Puja: The benefit of being five years younger is that I watched my sister, my dad, and my mom. I embraced the attributes I really liked while being very much aware of what didn’t work for me and setting that aside. The way I achieve “balance” is by microplanning. I try to map out my day before I go to bed down to the last detail and execute that game plan the next day. Of course, the unexpected arises everyday, but this allows me to limit the amount of wasted time.   

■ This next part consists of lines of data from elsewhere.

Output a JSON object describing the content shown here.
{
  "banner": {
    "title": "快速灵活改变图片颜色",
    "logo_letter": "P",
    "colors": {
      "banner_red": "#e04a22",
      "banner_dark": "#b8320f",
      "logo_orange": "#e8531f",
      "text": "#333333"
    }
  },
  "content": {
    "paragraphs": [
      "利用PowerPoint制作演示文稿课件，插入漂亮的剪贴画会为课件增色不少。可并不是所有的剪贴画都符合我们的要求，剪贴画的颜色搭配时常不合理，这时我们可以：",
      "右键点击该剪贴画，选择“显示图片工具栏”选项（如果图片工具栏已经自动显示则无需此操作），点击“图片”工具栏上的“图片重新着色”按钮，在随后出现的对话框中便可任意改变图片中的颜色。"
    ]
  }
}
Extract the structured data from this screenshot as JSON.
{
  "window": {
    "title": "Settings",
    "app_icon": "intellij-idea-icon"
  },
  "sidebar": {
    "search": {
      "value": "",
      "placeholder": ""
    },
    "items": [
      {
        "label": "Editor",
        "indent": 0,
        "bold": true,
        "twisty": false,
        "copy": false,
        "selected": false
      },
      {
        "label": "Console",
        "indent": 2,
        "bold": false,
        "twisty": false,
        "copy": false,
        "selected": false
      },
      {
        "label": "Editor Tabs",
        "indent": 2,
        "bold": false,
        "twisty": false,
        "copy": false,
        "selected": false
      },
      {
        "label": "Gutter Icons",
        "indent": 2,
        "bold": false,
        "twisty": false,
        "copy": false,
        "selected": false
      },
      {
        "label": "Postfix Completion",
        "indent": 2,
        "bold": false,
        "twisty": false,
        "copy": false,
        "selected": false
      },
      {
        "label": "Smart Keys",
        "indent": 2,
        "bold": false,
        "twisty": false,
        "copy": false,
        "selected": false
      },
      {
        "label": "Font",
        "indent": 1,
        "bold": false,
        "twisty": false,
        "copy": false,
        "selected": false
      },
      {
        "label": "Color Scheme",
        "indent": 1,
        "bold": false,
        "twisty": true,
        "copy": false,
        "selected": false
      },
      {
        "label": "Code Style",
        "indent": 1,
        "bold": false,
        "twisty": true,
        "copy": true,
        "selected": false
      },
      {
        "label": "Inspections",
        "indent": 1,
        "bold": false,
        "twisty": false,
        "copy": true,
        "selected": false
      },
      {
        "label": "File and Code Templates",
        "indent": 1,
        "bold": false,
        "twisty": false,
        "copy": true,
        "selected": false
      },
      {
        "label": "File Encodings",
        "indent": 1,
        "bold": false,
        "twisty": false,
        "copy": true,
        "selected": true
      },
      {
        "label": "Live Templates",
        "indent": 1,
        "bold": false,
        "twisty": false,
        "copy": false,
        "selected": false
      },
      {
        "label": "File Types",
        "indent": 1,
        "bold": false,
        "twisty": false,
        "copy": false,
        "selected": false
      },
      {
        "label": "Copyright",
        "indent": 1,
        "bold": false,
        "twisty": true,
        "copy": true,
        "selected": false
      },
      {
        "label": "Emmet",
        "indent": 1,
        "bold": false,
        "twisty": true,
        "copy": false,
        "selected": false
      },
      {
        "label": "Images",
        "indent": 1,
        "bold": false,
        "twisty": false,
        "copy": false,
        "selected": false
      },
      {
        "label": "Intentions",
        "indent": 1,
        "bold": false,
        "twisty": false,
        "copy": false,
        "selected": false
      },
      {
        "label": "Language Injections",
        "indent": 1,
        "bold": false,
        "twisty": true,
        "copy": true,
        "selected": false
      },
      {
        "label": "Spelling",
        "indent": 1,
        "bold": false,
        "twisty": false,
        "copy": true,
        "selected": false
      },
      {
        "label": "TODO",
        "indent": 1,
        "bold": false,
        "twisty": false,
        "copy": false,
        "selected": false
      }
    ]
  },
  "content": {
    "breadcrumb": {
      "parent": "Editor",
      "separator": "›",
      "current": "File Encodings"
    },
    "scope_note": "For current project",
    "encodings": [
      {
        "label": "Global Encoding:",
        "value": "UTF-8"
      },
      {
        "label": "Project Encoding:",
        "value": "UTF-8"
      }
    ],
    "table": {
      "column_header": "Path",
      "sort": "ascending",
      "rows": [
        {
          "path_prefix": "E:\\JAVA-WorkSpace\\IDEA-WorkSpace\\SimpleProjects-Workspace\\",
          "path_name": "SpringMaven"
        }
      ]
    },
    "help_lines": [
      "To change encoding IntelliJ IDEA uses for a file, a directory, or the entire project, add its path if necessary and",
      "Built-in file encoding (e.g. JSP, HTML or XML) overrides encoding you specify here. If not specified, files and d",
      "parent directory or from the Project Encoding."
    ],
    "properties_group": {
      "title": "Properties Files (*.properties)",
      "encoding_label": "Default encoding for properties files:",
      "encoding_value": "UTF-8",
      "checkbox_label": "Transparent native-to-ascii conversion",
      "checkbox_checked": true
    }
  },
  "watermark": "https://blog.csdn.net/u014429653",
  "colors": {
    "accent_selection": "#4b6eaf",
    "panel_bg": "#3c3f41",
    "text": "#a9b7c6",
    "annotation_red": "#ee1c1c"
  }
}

Grishma: Balance is sort of a unicorn although Puj gets pretty darn close to achieving it. I’m amazed by her. The way I have tried to design my life is by giving an oversized amount of time to the one or two things that need it the most. And that can change day to day, week to week, and month to month. For example, right now I have a big opportunity at a big platform and that is what needs me. If tomorrow my son gets sick, my attention will be redirected to healing him with lots of TLC. And that is how I imagine the next bunch of years will go. Someday I’ll slow down, but I feel like I’m at an important juncture in my career and journey through motherhood and I like to push hard. 


Puja: It’s hard to find time for just the two of us. We always have either our husbands, our friends, our kids, or our parents around. It’s very, very rare where it’s just the two of us. We took advantage of that to the fullest at the Kayo Conference. We hope to do that again every year now.